We Must Be Brave by Frances Liardet: Ties that bind

Cover image I’d not come across Frances Liardet before. We Must Be Brave is her second novel but her first, The Game, published back in 1994, seems to have slipped out of print. Set in a small Hampshire village, her new book opens in 1940 with the discovery of a child fast asleep at the back of a coach filled with frightened women fleeing the bombing of Southampton.

Ellen is the wife of Selwyn, the local flour mill owner. Theirs is a marriage in which there will be no children and Ellen is happy with that. When she discovers five-year-old Pamela her first impulse is to find the girl’s mother, calling out to the women to help her but it seems that the child is alone. Selwyn sets about tracking down Pamela’s family but much to Ellen’s surprise she finds herself warming to this adventurous, heart-broken child who alternately clings to her then pushes her away. Ellen understands how it feels to lose everything. When her father left in disgrace, her family was forced to accept charity – no welfare system to catch their fall – her genteel mother unable to grasp their changed circumstances. Her brother went to sea and when their mother died, fourteen-year-old Ellen was left to fend for herself. Fiercely determined, she found a job away from the kindness of Upton and the villagers who helped where they could, returning when she and Selwyn were married. Ellen forms a bright bond of love with Pamela until, three years after she arrived, the child is finally claimed. Years later, another lost little girl comes into into Ellen’s life.

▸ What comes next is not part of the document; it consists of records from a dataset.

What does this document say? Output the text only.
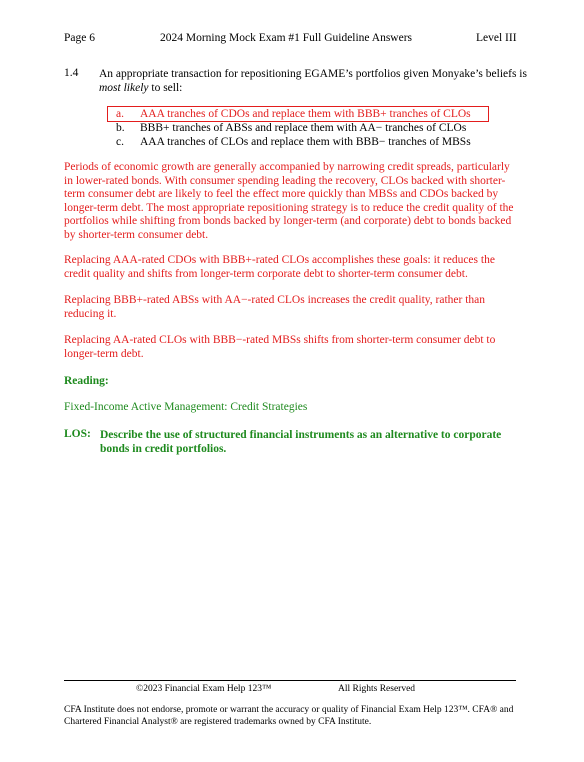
Page 6	2024 Morning Mock Exam #1 Full Guideline Answers	Level III
1.4 An appropriate transaction for repositioning EGAME’s portfolios given Monyake’s beliefs is most likely to sell:
a. AAA tranches of CDOs and replace them with BBB+ tranches of CLOs
b. BBB+ tranches of ABSs and replace them with AA− tranches of CLOs
c. AAA tranches of CLOs and replace them with BBB− tranches of MBSs
Periods of economic growth are generally accompanied by narrowing credit spreads, particularly in lower-rated bonds. With consumer spending leading the recovery, CLOs backed with shorter-term consumer debt are likely to feel the effect more quickly than MBSs and CDOs backed by longer-term debt. The most appropriate repositioning strategy is to reduce the credit quality of the portfolios while shifting from bonds backed by longer-term (and corporate) debt to bonds backed by shorter-term consumer debt.
Replacing AAA-rated CDOs with BBB+-rated CLOs accomplishes these goals: it reduces the credit quality and shifts from longer-term corporate debt to shorter-term consumer debt.
Replacing BBB+-rated ABSs with AA−-rated CLOs increases the credit quality, rather than reducing it.
Replacing AA-rated CLOs with BBB−-rated MBSs shifts from shorter-term consumer debt to longer-term debt.
Reading:
Fixed-Income Active Management: Credit Strategies
LOS: Describe the use of structured financial instruments as an alternative to corporate bonds in credit portfolios.
©2023 Financial Exam Help 123™	All Rights Reserved
CFA Institute does not endorse, promote or warrant the accuracy or quality of Financial Exam Help 123™. CFA® and Chartered Financial Analyst® are registered trademarks owned by CFA Institute.
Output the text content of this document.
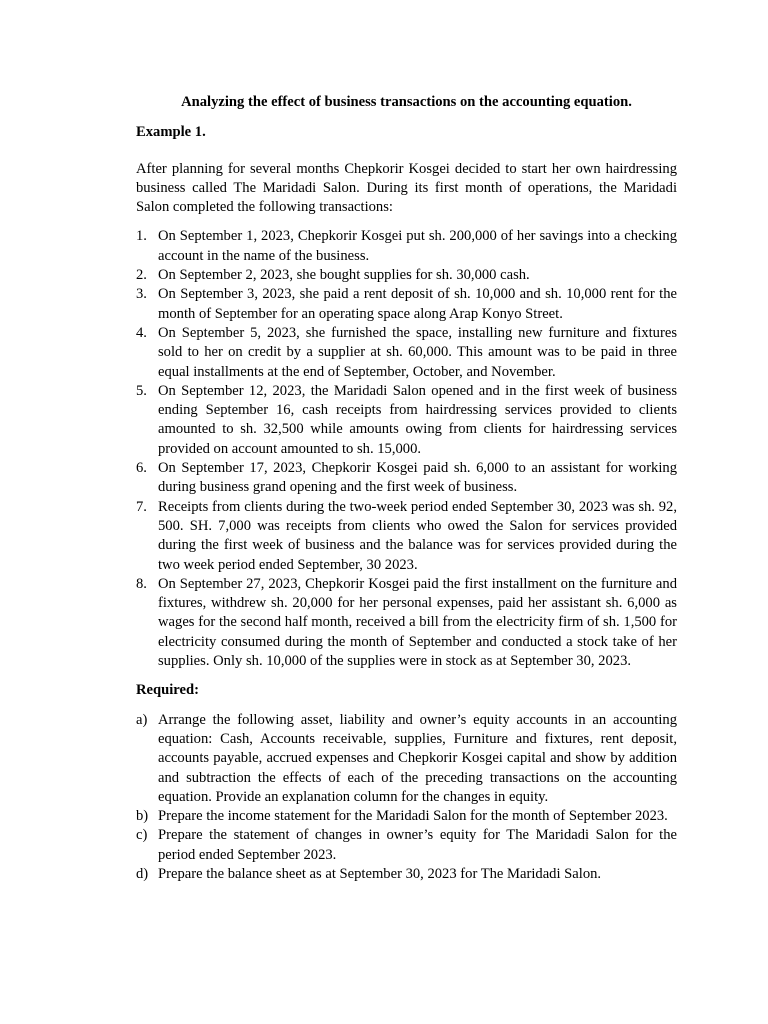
Analyzing the effect of business transactions on the accounting equation.
Example 1.
After planning for several months Chepkorir Kosgei decided to start her own hairdressing business called The Maridadi Salon. During its first month of operations, the Maridadi Salon completed the following transactions:
1. On September 1, 2023, Chepkorir Kosgei put sh. 200,000 of her savings into a checking account in the name of the business.
2. On September 2, 2023, she bought supplies for sh. 30,000 cash.
3. On September 3, 2023, she paid a rent deposit of sh. 10,000 and sh. 10,000 rent for the month of September for an operating space along Arap Konyo Street.
4. On September 5, 2023, she furnished the space, installing new furniture and fixtures sold to her on credit by a supplier at sh. 60,000. This amount was to be paid in three equal installments at the end of September, October, and November.
5. On September 12, 2023, the Maridadi Salon opened and in the first week of business ending September 16, cash receipts from hairdressing services provided to clients amounted to sh. 32,500 while amounts owing from clients for hairdressing services provided on account amounted to sh. 15,000.
6. On September 17, 2023, Chepkorir Kosgei paid sh. 6,000 to an assistant for working during business grand opening and the first week of business.
7. Receipts from clients during the two-week period ended September 30, 2023 was sh. 92, 500. SH. 7,000 was receipts from clients who owed the Salon for services provided during the first week of business and the balance was for services provided during the two week period ended September, 30 2023.
8. On September 27, 2023, Chepkorir Kosgei paid the first installment on the furniture and fixtures, withdrew sh. 20,000 for her personal expenses, paid her assistant sh. 6,000 as wages for the second half month, received a bill from the electricity firm of sh. 1,500 for electricity consumed during the month of September and conducted a stock take of her supplies. Only sh. 10,000 of the supplies were in stock as at September 30, 2023.
Required:
a) Arrange the following asset, liability and owner’s equity accounts in an accounting equation: Cash, Accounts receivable, supplies, Furniture and fixtures, rent deposit, accounts payable, accrued expenses and Chepkorir Kosgei capital and show by addition and subtraction the effects of each of the preceding transactions on the accounting equation. Provide an explanation column for the changes in equity.
b) Prepare the income statement for the Maridadi Salon for the month of September 2023.
c) Prepare the statement of changes in owner’s equity for The Maridadi Salon for the period ended September 2023.
d) Prepare the balance sheet as at September 30, 2023 for The Maridadi Salon.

When Liardet’s novel arrived my heart sank a little. It’s a doorstopper, prompting expectations of the usual bagginess and urge for a blue pencil to wield. However, like The Immortalists, one of last year’s favourites, its size is justified. Liardet unfolds her story from Ellen’s perspective, interweaving the wartime thread with her early life then following it through to its resolution many years later. Her narrative is infused with a strong sense of place and peopled with rounded and engaging characters – Pamela is particularly well drawn, her plight sensitively and perceptively portrayed – and she slips in a very pleasing reveal towards the end. It would have been easy to descend into schmaltziness with this kind of story but Liardet steers well clear of that while still conveying its poignancy. The whole thing works beautifully. Nothing much in the way of literary fireworks, just good old-fashioned storytelling. Let’s hope we won’t have to wait over twenty years for Liardet’s third novel.

16 thoughts on “We Must Be Brave by Frances Liardet: Ties that bind”

  1. I’ll second Cafe Society’s comments about good old-fashioned storytelling being an underrated thing in many novels these days. It’s one the aspects I love about older fiction written in the 1930s and ’40s. This does sound very good indeed – an engaging and absorbing story, beautifully told.

    1. Yes, it’s a shame isn’t it. There’s a great skill in drawing readers into a story in the way Liardet manages to do here. I particularly admired the way she avoided the sentimental, all too easily descended into with this fiction.

  2. This does sound good – I also find doorstoppers off-putting but as this justifies its size I’m very tempted, especially at the promise of good storytelling. The cover is gorgeous too.

  3. This sounds satisfying on every level. How did you end up wanting to read it when you weren’t even aware of its length? Were you simply curious based on your enjoyment of her other book?

    1. I first spotted it on Twitter and was then sent a copy. I haven’t read her first novel but did a little research on her before writing the review. Such a long time between the two!

      1. I was listening to an interview today with a musician who was asked about whether she felt pressured to produce new work more often (she’d left three years between “albums”) given the pressure to produce content these days. Nothing like the gap that some novelists experience!